WRITE UP – XSS STORED IN FILES.SLACK.COM VIA XML/SVG FILE (IOS) – $1,000 USD

Introduction:

Hi everyone It’s been a while since my last post but I’m back, I want to tell you a short story about the Slack bug bounty program and why you can always check the basic payloads because you will surprise that some times will work

This blogpost appeared first in the book Bug Bounty Write Ups Collection

Title: XSS stored in https://files.slack.com iOS app / iOS browsers via xml/svg file.
Product / URL: ​Slack iOS app / iOS browsers

Report sent via Slack’s hackerone program (this is the actual report):

Hi ​Slack Security team.

I’ve found a XSS stored on file https://files.slack.com on iOS app / iOS browsers via xml/svg file.

POC:

1.- Login to the slack team space and upload a xml file with the following content to any slack channel (slack-xss.xml file attached):

<?xml version="1.0" encoding="utf-8"?>
<svg xmlns="http://www.w3.org/2000/svg">
<script>prompt(document.location)</script>
</svg>

2.- Look up for the xml file in the iOS app, see the snippet, click it to open the “raw view” and then open the option “View in Browser” and see the XSS.

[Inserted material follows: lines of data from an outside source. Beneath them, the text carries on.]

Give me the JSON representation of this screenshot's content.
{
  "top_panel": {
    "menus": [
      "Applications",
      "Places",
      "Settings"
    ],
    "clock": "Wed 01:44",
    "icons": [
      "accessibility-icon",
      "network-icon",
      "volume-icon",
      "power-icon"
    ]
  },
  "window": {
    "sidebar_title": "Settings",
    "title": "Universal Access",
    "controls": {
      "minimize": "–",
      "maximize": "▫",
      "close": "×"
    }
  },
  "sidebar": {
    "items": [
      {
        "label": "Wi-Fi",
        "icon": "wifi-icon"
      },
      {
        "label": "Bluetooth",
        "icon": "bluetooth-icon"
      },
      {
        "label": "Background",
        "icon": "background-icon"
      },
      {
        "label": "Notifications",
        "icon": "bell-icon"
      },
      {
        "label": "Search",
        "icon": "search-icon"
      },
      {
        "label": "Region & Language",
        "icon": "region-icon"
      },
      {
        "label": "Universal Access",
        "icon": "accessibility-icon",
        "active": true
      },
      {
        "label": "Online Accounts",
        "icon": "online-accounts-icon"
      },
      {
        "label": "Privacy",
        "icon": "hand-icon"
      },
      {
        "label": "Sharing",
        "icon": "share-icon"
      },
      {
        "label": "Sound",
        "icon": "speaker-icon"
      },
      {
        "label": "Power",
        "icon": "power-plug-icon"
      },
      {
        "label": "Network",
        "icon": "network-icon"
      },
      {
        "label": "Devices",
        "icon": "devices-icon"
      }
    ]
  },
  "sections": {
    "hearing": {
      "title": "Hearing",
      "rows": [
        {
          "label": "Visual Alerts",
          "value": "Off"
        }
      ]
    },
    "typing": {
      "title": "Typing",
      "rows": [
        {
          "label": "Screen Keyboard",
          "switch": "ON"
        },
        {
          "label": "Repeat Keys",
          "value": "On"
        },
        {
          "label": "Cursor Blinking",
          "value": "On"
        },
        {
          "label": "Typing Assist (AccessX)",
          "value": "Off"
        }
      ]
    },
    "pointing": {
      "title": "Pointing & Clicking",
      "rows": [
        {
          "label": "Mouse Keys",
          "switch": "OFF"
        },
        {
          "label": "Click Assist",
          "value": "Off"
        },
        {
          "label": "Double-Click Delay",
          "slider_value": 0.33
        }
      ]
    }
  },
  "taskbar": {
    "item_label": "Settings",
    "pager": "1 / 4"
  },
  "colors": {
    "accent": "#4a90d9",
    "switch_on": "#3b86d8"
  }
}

3.- Also in the “raw view” you can copy the link to quick access to that file. (Note, if you want send the link in slack channel you need paste the copied link and append a space+string, for example “https:// files[dot]slack[dot]com/files-pri/XXXXXXXXX-XXXXXXXXX/slack-xss.xml[SPACE]xss”.

Something important to highlight is: At this time you have a “magic” link that points directly to the special crafted XML document. ​

​4.- Open the link directly slack iOS app and the XSS shows up (if you open the link in any iOS browser like Safari, Firefox, Chrome, Opera the XSS works, you just need to be logged in your slack account, only works in iOS).

Impact:

Stored XSS allows an attacker to embed a malicious and arbitraries scripts into a vulnerable page, which is then executed when a victim views the page.

Environment:

iPhone 6 – iOS v11.2.5.
​Safari Lastest version
Google Chrome Lastest version
​My personal slack workspace / account and all testing was seding files to myself.

Slack HOF (June 2019):

https://hackerone.com/slack/thanks/2018?type=team

Report Timeline:

Feb 5, 2018: Sent the report to Slack team
Feb 13, 2018: Got a message from the Slack team that the bug was triaged [ High (7 ~ 8.9)]
Feb 14, 2019: $1,000 bounty rewarded (one year later! w0000t!)